Untuk itulah bangsa Indonesia, sudah saatnya memikirkan sistem bernegara yang lebih baik dan sesuai dalam melihat situasi kondisi saat ini. Pilihannya jelas mengarah untuk kembali kepada sistem Parlementer, menggantikan sistem Presidentil yang terlihat tidak relefan lagi di dalam memperkokoh dan memperkuat sistem ketatanegaran.
Sistem Presidentil rentan perpecahan, bahkan sudah mengarah membuat terjadinya kanalisasi konflik-konflik akut di Indonesia. Kondisi minor ini sejatinya bisa di antisipasi oleh sistem Parlementer.

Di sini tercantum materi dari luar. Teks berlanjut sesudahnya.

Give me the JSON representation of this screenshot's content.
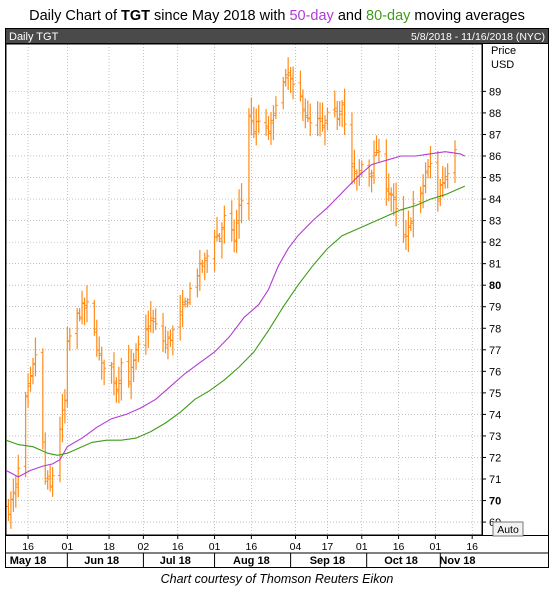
{
  "title": {
    "prefix": "Daily Chart of ",
    "ticker": "TGT",
    "middle": " since May 2018 with ",
    "ma50_label": "50-day",
    "and": " and ",
    "ma80_label": "80-day",
    "suffix": " moving averages"
  },
  "caption": "Chart courtesy of Thomson Reuters Eikon",
  "chart_data": {
    "type": "ohlc",
    "panel_title": "Daily TGT",
    "date_range": "5/8/2018 - 11/16/2018 (NYC)",
    "axis_title": "Price",
    "axis_unit": "USD",
    "auto_button": "Auto",
    "ylim": [
      68.4,
      91.2
    ],
    "y_ticks": [
      69,
      70,
      71,
      72,
      73,
      74,
      75,
      76,
      77,
      78,
      79,
      80,
      81,
      82,
      83,
      84,
      85,
      86,
      87,
      88,
      89
    ],
    "y_bold_ticks": [
      70,
      80
    ],
    "grid": true,
    "day_ticks": [
      {
        "label": "16",
        "day": 8
      },
      {
        "label": "01",
        "day": 24
      },
      {
        "label": "18",
        "day": 41
      },
      {
        "label": "02",
        "day": 55
      },
      {
        "label": "16",
        "day": 69
      },
      {
        "label": "01",
        "day": 84
      },
      {
        "label": "16",
        "day": 99
      },
      {
        "label": "04",
        "day": 117
      },
      {
        "label": "17",
        "day": 130
      },
      {
        "label": "01",
        "day": 144
      },
      {
        "label": "16",
        "day": 159
      },
      {
        "label": "01",
        "day": 174
      },
      {
        "label": "16",
        "day": 189
      }
    ],
    "month_labels": [
      {
        "label": "May 18",
        "day": 8
      },
      {
        "label": "Jun 18",
        "day": 38
      },
      {
        "label": "Jul 18",
        "day": 68
      },
      {
        "label": "Aug 18",
        "day": 99
      },
      {
        "label": "Sep 18",
        "day": 130
      },
      {
        "label": "Oct 18",
        "day": 160
      },
      {
        "label": "Nov 18",
        "day": 183
      }
    ],
    "month_separators": [
      24,
      55,
      84,
      115,
      146,
      176
    ],
    "x_range_days": [
      -1,
      193
    ],
    "anchors": [
      [
        0,
        69.6
      ],
      [
        3,
        70.6
      ],
      [
        5,
        72.2
      ],
      [
        7,
        74.6
      ],
      [
        9,
        75.6
      ],
      [
        11,
        76.8
      ],
      [
        13,
        74.2
      ],
      [
        15,
        71.0
      ],
      [
        17,
        70.6
      ],
      [
        19,
        71.8
      ],
      [
        21,
        73.4
      ],
      [
        23,
        74.6
      ],
      [
        24,
        77.2
      ],
      [
        27,
        78.4
      ],
      [
        30,
        78.9
      ],
      [
        33,
        79.1
      ],
      [
        36,
        77.2
      ],
      [
        38,
        76.2
      ],
      [
        41,
        76.6
      ],
      [
        44,
        75.2
      ],
      [
        46,
        76.4
      ],
      [
        49,
        75.6
      ],
      [
        52,
        76.8
      ],
      [
        55,
        77.6
      ],
      [
        58,
        78.4
      ],
      [
        61,
        77.9
      ],
      [
        64,
        77.2
      ],
      [
        66,
        77.6
      ],
      [
        68,
        78.1
      ],
      [
        70,
        78.6
      ],
      [
        73,
        79.4
      ],
      [
        75,
        80.2
      ],
      [
        77,
        80.6
      ],
      [
        80,
        81.1
      ],
      [
        82,
        81.6
      ],
      [
        84,
        82.4
      ],
      [
        86,
        82.2
      ],
      [
        88,
        83.1
      ],
      [
        90,
        82.6
      ],
      [
        92,
        82.1
      ],
      [
        94,
        83.6
      ],
      [
        96,
        84.3
      ],
      [
        98,
        87.9
      ],
      [
        100,
        87.2
      ],
      [
        102,
        87.6
      ],
      [
        104,
        87.3
      ],
      [
        106,
        87.1
      ],
      [
        108,
        87.8
      ],
      [
        110,
        89.4
      ],
      [
        112,
        89.3
      ],
      [
        114,
        89.8
      ],
      [
        116,
        89.1
      ],
      [
        118,
        88.9
      ],
      [
        120,
        88.4
      ],
      [
        122,
        87.6
      ],
      [
        124,
        87.3
      ],
      [
        126,
        87.6
      ],
      [
        128,
        87.3
      ],
      [
        130,
        87.8
      ],
      [
        132,
        88.1
      ],
      [
        134,
        87.9
      ],
      [
        136,
        88.6
      ],
      [
        138,
        86.4
      ],
      [
        140,
        85.4
      ],
      [
        142,
        84.9
      ],
      [
        144,
        85.6
      ],
      [
        146,
        85.1
      ],
      [
        148,
        85.4
      ],
      [
        150,
        86.3
      ],
      [
        152,
        85.6
      ],
      [
        154,
        84.6
      ],
      [
        156,
        84.2
      ],
      [
        158,
        83.4
      ],
      [
        160,
        82.4
      ],
      [
        162,
        82.1
      ],
      [
        164,
        83.1
      ],
      [
        166,
        84.4
      ],
      [
        168,
        84.1
      ],
      [
        170,
        85.2
      ],
      [
        172,
        85.6
      ],
      [
        174,
        83.6
      ],
      [
        176,
        84.6
      ],
      [
        178,
        85.1
      ],
      [
        180,
        85.6
      ],
      [
        182,
        86.5
      ]
    ],
    "series": [
      {
        "name": "50-day",
        "color": "#b23bd6",
        "points": [
          [
            -1,
            71.4
          ],
          [
            4,
            71.1
          ],
          [
            9,
            71.4
          ],
          [
            14,
            71.6
          ],
          [
            18,
            71.7
          ],
          [
            21,
            71.9
          ],
          [
            24,
            72.5
          ],
          [
            30,
            72.9
          ],
          [
            36,
            73.4
          ],
          [
            42,
            73.8
          ],
          [
            48,
            74.0
          ],
          [
            54,
            74.3
          ],
          [
            60,
            74.7
          ],
          [
            66,
            75.3
          ],
          [
            72,
            75.9
          ],
          [
            78,
            76.4
          ],
          [
            84,
            76.9
          ],
          [
            90,
            77.6
          ],
          [
            96,
            78.5
          ],
          [
            102,
            79.1
          ],
          [
            106,
            79.8
          ],
          [
            110,
            80.9
          ],
          [
            114,
            81.7
          ],
          [
            118,
            82.3
          ],
          [
            124,
            83.0
          ],
          [
            130,
            83.6
          ],
          [
            136,
            84.3
          ],
          [
            142,
            85.0
          ],
          [
            148,
            85.6
          ],
          [
            154,
            85.8
          ],
          [
            160,
            86.0
          ],
          [
            166,
            86.0
          ],
          [
            172,
            86.1
          ],
          [
            178,
            86.2
          ],
          [
            184,
            86.1
          ],
          [
            186,
            86.0
          ]
        ]
      },
      {
        "name": "80-day",
        "color": "#3f9b18",
        "points": [
          [
            -1,
            72.8
          ],
          [
            4,
            72.6
          ],
          [
            10,
            72.5
          ],
          [
            16,
            72.2
          ],
          [
            20,
            72.1
          ],
          [
            24,
            72.2
          ],
          [
            28,
            72.4
          ],
          [
            34,
            72.7
          ],
          [
            40,
            72.8
          ],
          [
            46,
            72.8
          ],
          [
            52,
            72.9
          ],
          [
            58,
            73.2
          ],
          [
            64,
            73.6
          ],
          [
            70,
            74.1
          ],
          [
            76,
            74.7
          ],
          [
            82,
            75.1
          ],
          [
            88,
            75.6
          ],
          [
            94,
            76.2
          ],
          [
            100,
            76.9
          ],
          [
            106,
            77.9
          ],
          [
            112,
            79.0
          ],
          [
            118,
            80.0
          ],
          [
            124,
            80.9
          ],
          [
            130,
            81.7
          ],
          [
            136,
            82.3
          ],
          [
            142,
            82.6
          ],
          [
            148,
            82.9
          ],
          [
            154,
            83.2
          ],
          [
            160,
            83.5
          ],
          [
            166,
            83.7
          ],
          [
            172,
            84.0
          ],
          [
            178,
            84.2
          ],
          [
            184,
            84.5
          ],
          [
            186,
            84.6
          ]
        ]
      }
    ]
  },
  "colors": {
    "panel_bg": "#ffffff",
    "panel_border": "#000000",
    "header_bg": "#4a4a4a",
    "header_text": "#ffffff",
    "grid": "#9a9a9a",
    "bar": "#ff8c1a",
    "axis_text": "#000000",
    "ma50": "#b23bd6",
    "ma80": "#3f9b18"
  }
}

Secara garis besar bisa di kupas intisarinya :
Sistem Parlementer sudah diberlakukan di Indonesia, oleh the founding father dari sejak 1945 hingga 1959, yaitu selama 14 tahun masa Orde Lama. Bisa dibayangkan betapa kuatnya sistem ini, untuk menahan gejolak negara yang masih sangat rentan untuk bubar dalam seumur jagung, selain situasi agresi Belanda dan sekutunya yang berkehendak menguasai kembali Indonesia, ditambah pemberontakan-pemberontakan dalam negeri yang sama sekali tidak bisa di anggap ringan, disinilah peran pemerintahan yang dipimpin perdana menteri yang mampu menahan beban berat negara dari kehancuran.